古谷敏、アマギ隊員になる

――『ウルトラマン』のご出演を終えられた後、車の免許を取られたそうですね

古谷「ウルトラ警備隊の隊員の中でアマギ隊員の役が一番最初に決まったものですから、隊員っていうのは運転しなきゃいけないと。それで、即。東宝から歩いてすぐのところに教習所ができてましてね。撮影に入るまでに半年くらいありましたから、東映の『キャプテンウルトラ』を放送している間に、そこへ行って運転免許を取って。それで『700キロを突っ走れ!』とかね」

――ダン隊員と一緒に自動車レースに出場するドライバーの役どころですね

古谷「若葉マークですけど(笑)」

――まだ、取りたてで……(笑)。ちなみに、ウルトラ警備隊のポインターは10年落ちのクライスラーのインペリアルという車を改造したものだったそうですが、運転しづらくありませんでしたか?

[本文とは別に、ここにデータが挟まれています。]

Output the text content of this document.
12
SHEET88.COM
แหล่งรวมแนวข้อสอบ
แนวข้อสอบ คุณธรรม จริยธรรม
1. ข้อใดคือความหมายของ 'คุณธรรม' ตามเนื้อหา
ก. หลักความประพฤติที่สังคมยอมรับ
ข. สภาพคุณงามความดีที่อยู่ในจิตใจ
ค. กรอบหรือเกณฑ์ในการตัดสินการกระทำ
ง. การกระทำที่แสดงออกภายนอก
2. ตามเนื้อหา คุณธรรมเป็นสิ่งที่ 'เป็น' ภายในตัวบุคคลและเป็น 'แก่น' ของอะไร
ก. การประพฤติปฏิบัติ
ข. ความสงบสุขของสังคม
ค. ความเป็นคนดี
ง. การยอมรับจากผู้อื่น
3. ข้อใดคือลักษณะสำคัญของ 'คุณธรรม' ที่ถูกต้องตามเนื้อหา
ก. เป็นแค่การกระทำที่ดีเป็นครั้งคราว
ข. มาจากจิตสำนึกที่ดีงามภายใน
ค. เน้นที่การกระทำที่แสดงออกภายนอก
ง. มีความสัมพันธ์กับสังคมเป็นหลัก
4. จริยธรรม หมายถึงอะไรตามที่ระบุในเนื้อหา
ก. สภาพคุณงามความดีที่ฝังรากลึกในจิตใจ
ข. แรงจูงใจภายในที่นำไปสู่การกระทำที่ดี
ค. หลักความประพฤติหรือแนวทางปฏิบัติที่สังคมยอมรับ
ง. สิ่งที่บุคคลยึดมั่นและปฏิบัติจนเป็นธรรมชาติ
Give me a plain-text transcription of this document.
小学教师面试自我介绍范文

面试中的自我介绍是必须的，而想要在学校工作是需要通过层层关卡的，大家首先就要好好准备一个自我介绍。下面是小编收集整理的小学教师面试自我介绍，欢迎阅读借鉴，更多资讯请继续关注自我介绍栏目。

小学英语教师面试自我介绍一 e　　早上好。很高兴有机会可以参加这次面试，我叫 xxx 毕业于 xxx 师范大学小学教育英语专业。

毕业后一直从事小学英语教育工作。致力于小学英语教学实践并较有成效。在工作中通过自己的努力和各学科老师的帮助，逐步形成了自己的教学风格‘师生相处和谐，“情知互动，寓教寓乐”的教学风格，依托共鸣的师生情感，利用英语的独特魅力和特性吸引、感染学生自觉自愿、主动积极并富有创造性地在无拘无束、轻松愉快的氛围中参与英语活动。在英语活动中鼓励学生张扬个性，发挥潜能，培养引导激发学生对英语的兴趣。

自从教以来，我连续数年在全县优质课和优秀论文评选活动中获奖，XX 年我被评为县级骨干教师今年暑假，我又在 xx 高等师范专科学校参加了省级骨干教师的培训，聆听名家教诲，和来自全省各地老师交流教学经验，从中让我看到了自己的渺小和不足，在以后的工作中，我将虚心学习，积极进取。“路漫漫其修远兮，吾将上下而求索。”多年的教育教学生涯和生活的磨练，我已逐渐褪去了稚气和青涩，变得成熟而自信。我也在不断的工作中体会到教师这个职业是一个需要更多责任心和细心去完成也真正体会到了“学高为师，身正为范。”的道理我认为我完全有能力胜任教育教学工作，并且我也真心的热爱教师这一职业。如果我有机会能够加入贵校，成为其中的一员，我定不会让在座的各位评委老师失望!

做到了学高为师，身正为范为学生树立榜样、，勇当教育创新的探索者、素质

古谷「しづらいですよ、教習所は日本車で習ってますから(笑)。外車なんてのは、ハンドルの位置も違うしね」

――ウルトラ警備隊員は、左腕にビデオシーバーをはめてますね。普通、腕時計しているところですが。隊員服に着替えるときは、腕時計を右腕にはめ直して、左にビデオシーバーを……

古谷「みんな右利きだから、左腕にビデオシーバーでいいわけですよね(笑)」

――ウルトラ警備隊の作戦室は、『ウルトラマン』のときに美セン(東京美術センター)の科特隊の本部のセットを組んでいた、その同じ場所ですか?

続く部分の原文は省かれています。